Lionel Preston and Minelayers

NPG x124028; Sir Lionel George Preston; Emily Elizabeth (nÈe Bryant), Lady Preston by Bassano
Lionel Preston in 1925.

As some will have no doubt gathered, I’ve just returned from a trip to California to consult the papers of Arthur J. Marder. One of the first items I looked at in my three and half days in the archive was a letter from Admiral Sir Lionel G. Preston, who served as Director of Minesweeping at the Admiralty in the First World War. The letter was dated 9 May 1953, and was addressed to long-time Marder correspondent Admiral Sir William M. ‘Bubbles’ James, who was in charge of N.I.D. 25, or ‘Room 40’, from 1917 onwards.
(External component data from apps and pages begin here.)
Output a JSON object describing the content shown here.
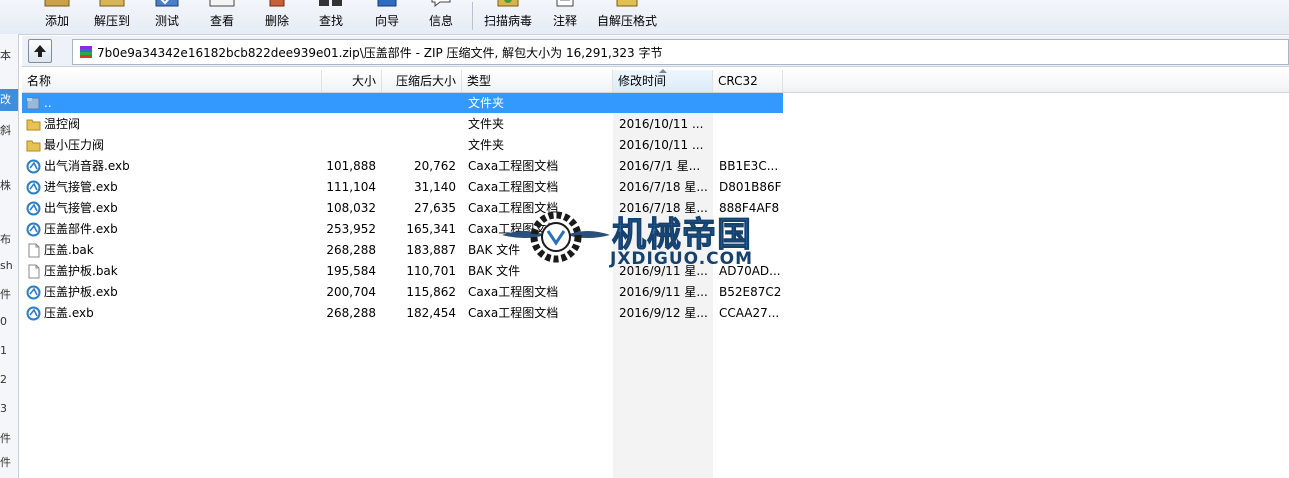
{
  "toolbar": {
    "buttons": [
      {
        "label": "添加",
        "icon": "add-icon"
      },
      {
        "label": "解压到",
        "icon": "extract-icon"
      },
      {
        "label": "测试",
        "icon": "test-icon"
      },
      {
        "label": "查看",
        "icon": "view-icon"
      },
      {
        "label": "删除",
        "icon": "delete-icon"
      },
      {
        "label": "查找",
        "icon": "find-icon"
      },
      {
        "label": "向导",
        "icon": "wizard-icon"
      },
      {
        "label": "信息",
        "icon": "info-icon"
      },
      {
        "label": "扫描病毒",
        "icon": "virus-scan-icon"
      },
      {
        "label": "注释",
        "icon": "comment-icon"
      },
      {
        "label": "自解压格式",
        "icon": "sfx-icon"
      }
    ]
  },
  "left_strip": {
    "items": [
      "本",
      "改",
      "斜",
      "株",
      "布",
      "sh",
      "件",
      "0",
      "1",
      "2",
      "3",
      "件",
      "件"
    ]
  },
  "address": {
    "path": "7b0e9a34342e16182bcb822dee939e01.zip\\压盖部件 - ZIP 压缩文件, 解包大小为 16,291,323 字节"
  },
  "columns": {
    "name": "名称",
    "size": "大小",
    "packed": "压缩后大小",
    "type": "类型",
    "modified": "修改时间",
    "crc": "CRC32"
  },
  "files": [
    {
      "name": "..",
      "size": "",
      "packed": "",
      "type": "文件夹",
      "modified": "",
      "crc": "",
      "icon": "parent-folder-icon"
    },
    {
      "name": "温控阀",
      "size": "",
      "packed": "",
      "type": "文件夹",
      "modified": "2016/10/11 ...",
      "crc": "",
      "icon": "folder-icon"
    },
    {
      "name": "最小压力阀",
      "size": "",
      "packed": "",
      "type": "文件夹",
      "modified": "2016/10/11 ...",
      "crc": "",
      "icon": "folder-icon"
    },
    {
      "name": "出气消音器.exb",
      "size": "101,888",
      "packed": "20,762",
      "type": "Caxa工程图文档",
      "modified": "2016/7/1 星...",
      "crc": "BB1E3C...",
      "icon": "caxa-file-icon"
    },
    {
      "name": "进气接管.exb",
      "size": "111,104",
      "packed": "31,140",
      "type": "Caxa工程图文档",
      "modified": "2016/7/18 星...",
      "crc": "D801B86F",
      "icon": "caxa-file-icon"
    },
    {
      "name": "出气接管.exb",
      "size": "108,032",
      "packed": "27,635",
      "type": "Caxa工程图文档",
      "modified": "2016/7/18 星...",
      "crc": "888F4AF8",
      "icon": "caxa-file-icon"
    },
    {
      "name": "压盖部件.exb",
      "size": "253,952",
      "packed": "165,341",
      "type": "Caxa工程图文档",
      "modified": "",
      "crc": "",
      "icon": "caxa-file-icon"
    },
    {
      "name": "压盖.bak",
      "size": "268,288",
      "packed": "183,887",
      "type": "BAK 文件",
      "modified": "",
      "crc": "",
      "icon": "bak-file-icon"
    },
    {
      "name": "压盖护板.bak",
      "size": "195,584",
      "packed": "110,701",
      "type": "BAK 文件",
      "modified": "2016/9/11 星...",
      "crc": "AD70AD...",
      "icon": "bak-file-icon"
    },
    {
      "name": "压盖护板.exb",
      "size": "200,704",
      "packed": "115,862",
      "type": "Caxa工程图文档",
      "modified": "2016/9/11 星...",
      "crc": "B52E87C2",
      "icon": "caxa-file-icon"
    },
    {
      "name": "压盖.exb",
      "size": "268,288",
      "packed": "182,454",
      "type": "Caxa工程图文档",
      "modified": "2016/9/12 星...",
      "crc": "CCAA27...",
      "icon": "caxa-file-icon"
    }
  ],
  "watermark": {
    "title": "机械帝国",
    "subtitle": "JXDIGUO.COM"
  }
}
Preston’s letter deals mainly with various tricks designed to fool the Germans, including publishing fake pamphlets showing mine-swept channels and Admiral Sir W. Reginald ‘Blinker’ Hall, the then Director of Naval Intelligence, selling them to enemy agents.

The most interesting aspect of Preston’s letter to me, however, is the following sentence:

Blinker allowed me to follow the doings of all minelayer Captains & so to judge their characteristics.

This, if true, is an interesting insight, although to what extent Preston or Hall could get into the minds of German minelaying captains is one for other historians to dwell upon perhaps.

Earlier in the letter Preston stated that he had interviewed the captain of U.C.44, Kurt Tebbenjohanns, who was captured when his minelaying submarine was sunk off Waterford on 4 August 1917. If he did interview Tebbenjohanns, was he the man responsible for the official interview, a transcript of which is in ADM 116/1513?

At any rate, Preston appears to have been the source for the claim made by James in his biography of Hall (The Eyes of the Navy, 116) that UC.44 was tricked onto an unswept German minefield, writing:

Our Q code had become compromised. I suggested we left some mined entrance left uncleared, knowing the regularity with which the ‘U’ boat returned to his beat.

Waterford was chosen, & DNI informed Luigi [Sir Lewis ‘Luigi’ Bayly] (C in C Queenstown) who agreed to secretly closing the port for at least a fortnight from the date the mines were laid.

Robert Grant has called this version (which was repeated by Beesly in Room 40, 265) into doubt, suggesting that U.C.44 was sunk by one of her own mines (Grant, U-Boat Hunters, 54-55). As Preston himself admitted in his letter to James, ‘I wish I could enlarge but time has blotted most of the names’.

Note: Quite why James gave the actual letter to Marder rather than a copy is a mystery to me. I would not give any of my correspondence away!